From the code of practice for learning analytics:
- “Institutions should specify under which circumstances they believe they should intervene”
- “The type and nature of interventions, and who is responsible for carrying them out, should be clearly specified”
- “The impact of interventions on staff roles, training requirements and workload should be considered”
- “Analytics systems and interventions should be carefully designed and regularly reviewed to ensure that: students maintain appropriate levels of autonomy in decision-making; knowledge that their activity is being monitored does not lead to negative impacts; adverse impacts are minimised; staff have a working understanding of legal, ethical and unethical practice”
As with access, some interventions carry a risk of making a wellbeing or mental health problem worse, rather than better. Talking to someone about stress, depression or suicide requires both training and readily available support.
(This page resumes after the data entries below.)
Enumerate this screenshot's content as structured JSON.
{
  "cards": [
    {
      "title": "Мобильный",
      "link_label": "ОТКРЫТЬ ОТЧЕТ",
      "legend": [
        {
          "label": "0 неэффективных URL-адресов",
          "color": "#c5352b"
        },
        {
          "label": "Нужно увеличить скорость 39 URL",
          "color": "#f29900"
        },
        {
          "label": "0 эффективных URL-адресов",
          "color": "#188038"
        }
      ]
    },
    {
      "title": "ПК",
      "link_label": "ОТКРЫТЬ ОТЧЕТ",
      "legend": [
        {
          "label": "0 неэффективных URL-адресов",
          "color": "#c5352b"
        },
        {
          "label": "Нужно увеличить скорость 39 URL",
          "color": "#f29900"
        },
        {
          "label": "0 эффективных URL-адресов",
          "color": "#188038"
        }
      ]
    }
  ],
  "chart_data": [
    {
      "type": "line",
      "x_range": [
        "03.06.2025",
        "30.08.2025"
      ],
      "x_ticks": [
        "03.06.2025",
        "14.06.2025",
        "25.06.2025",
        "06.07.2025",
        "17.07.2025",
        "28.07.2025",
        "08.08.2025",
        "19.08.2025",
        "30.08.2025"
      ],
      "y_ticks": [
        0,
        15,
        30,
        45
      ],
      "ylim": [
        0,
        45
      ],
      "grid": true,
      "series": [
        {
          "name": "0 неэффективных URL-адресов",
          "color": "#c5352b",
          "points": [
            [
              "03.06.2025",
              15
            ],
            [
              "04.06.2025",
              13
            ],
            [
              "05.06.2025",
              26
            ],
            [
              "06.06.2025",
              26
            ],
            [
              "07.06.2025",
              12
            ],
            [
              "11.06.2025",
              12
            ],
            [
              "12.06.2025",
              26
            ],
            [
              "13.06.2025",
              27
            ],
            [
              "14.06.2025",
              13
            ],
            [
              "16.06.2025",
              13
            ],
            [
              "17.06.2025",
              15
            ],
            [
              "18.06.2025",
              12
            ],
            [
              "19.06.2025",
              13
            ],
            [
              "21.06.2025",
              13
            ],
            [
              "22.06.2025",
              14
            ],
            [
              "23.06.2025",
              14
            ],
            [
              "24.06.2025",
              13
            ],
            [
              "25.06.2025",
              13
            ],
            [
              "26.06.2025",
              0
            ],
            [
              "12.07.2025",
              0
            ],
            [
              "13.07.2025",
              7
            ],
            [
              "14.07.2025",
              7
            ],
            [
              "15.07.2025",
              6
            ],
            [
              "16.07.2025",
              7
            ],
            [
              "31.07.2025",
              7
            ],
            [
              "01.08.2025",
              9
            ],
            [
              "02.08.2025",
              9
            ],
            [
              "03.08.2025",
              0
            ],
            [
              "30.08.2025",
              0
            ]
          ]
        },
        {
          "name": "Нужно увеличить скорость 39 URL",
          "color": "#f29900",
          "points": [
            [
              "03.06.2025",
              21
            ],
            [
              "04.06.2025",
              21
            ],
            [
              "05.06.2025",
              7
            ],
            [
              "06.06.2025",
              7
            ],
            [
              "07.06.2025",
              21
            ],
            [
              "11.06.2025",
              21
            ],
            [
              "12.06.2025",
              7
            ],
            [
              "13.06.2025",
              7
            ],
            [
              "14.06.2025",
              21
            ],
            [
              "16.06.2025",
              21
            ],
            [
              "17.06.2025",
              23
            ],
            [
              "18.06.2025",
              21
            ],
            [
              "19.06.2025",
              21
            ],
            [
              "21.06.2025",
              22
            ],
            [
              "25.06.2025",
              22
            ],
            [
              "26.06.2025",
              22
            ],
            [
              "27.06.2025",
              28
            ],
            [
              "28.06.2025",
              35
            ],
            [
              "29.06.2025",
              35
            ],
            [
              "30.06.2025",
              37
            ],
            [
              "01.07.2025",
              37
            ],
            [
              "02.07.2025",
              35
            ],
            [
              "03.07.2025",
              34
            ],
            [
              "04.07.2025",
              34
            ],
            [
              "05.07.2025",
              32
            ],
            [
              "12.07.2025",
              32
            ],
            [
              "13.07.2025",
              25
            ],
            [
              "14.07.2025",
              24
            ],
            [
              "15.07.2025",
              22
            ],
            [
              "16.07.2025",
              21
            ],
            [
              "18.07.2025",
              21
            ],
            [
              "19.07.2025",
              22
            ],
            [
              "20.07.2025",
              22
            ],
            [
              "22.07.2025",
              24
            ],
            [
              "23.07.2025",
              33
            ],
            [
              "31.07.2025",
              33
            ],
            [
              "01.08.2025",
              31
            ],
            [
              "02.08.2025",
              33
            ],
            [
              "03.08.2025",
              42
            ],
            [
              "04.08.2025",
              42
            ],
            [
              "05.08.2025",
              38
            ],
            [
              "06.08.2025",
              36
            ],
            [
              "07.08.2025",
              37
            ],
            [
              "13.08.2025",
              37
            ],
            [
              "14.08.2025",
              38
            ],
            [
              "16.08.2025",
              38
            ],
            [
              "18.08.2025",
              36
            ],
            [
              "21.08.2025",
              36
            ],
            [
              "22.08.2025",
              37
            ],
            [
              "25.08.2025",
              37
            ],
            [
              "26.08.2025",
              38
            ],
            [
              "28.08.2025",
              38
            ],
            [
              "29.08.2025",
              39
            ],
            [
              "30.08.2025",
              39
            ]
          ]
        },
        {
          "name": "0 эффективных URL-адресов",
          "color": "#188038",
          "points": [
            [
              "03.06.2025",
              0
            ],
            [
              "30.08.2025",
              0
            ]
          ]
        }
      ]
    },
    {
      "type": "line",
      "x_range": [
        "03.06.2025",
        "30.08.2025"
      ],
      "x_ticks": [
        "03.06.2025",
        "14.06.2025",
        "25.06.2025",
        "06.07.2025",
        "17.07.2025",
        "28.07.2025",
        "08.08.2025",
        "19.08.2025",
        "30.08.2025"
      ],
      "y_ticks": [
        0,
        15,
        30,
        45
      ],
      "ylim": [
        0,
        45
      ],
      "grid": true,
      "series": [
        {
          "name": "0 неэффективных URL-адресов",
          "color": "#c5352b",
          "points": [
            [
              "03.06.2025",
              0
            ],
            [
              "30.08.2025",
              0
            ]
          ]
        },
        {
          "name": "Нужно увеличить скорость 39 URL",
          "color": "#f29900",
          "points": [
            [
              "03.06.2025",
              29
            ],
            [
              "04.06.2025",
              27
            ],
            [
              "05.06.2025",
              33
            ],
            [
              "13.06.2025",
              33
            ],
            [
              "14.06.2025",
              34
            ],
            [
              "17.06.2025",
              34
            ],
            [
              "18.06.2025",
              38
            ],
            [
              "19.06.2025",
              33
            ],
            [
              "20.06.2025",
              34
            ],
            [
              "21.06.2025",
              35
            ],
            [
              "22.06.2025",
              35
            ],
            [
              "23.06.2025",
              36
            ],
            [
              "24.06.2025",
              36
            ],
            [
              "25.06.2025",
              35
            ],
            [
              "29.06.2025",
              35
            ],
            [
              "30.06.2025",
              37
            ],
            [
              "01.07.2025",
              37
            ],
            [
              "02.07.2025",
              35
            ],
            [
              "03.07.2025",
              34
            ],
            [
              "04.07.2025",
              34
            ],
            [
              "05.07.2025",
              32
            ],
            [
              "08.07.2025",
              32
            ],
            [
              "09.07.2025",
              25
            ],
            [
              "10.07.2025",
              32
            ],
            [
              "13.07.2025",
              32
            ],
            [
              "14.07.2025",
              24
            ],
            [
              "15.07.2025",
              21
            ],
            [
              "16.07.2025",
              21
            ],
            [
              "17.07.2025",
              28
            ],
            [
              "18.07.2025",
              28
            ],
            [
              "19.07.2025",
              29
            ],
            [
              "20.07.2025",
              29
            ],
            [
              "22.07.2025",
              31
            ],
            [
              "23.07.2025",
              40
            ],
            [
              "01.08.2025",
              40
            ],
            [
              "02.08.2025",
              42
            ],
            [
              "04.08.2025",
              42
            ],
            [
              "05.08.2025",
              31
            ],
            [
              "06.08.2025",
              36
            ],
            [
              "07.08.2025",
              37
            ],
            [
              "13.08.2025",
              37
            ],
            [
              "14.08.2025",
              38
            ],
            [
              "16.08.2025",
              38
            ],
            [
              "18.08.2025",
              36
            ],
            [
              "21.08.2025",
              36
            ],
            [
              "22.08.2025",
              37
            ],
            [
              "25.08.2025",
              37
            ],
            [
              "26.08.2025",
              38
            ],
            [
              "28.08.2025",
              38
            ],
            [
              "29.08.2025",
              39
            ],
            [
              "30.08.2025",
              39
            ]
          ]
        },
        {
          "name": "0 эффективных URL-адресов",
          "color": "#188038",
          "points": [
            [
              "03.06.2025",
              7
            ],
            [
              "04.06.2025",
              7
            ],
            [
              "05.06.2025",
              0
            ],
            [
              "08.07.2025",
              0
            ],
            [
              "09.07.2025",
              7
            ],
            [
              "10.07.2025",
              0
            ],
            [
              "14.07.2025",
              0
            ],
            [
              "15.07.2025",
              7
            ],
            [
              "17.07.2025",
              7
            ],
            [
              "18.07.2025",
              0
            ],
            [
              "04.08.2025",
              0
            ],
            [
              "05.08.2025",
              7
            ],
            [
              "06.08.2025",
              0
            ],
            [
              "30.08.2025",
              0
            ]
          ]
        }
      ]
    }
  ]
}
Data and algorithms will flag individuals with widely differing needs: personalised support is likely to be needed. Note that this may also apply where a concern may has been raised but appears to be a false alarm: as well as reviewing the model and process that led to the concern being raised, institutions should consider whether such individuals now need support to avoid them becoming self-fulfilling prophecies.
Institutions should therefore consider which interventions should be provided in a medical context, in case of a negative reaction or consequences, and should ensure that they can provide appropriate support before implementing any wellbeing/health application.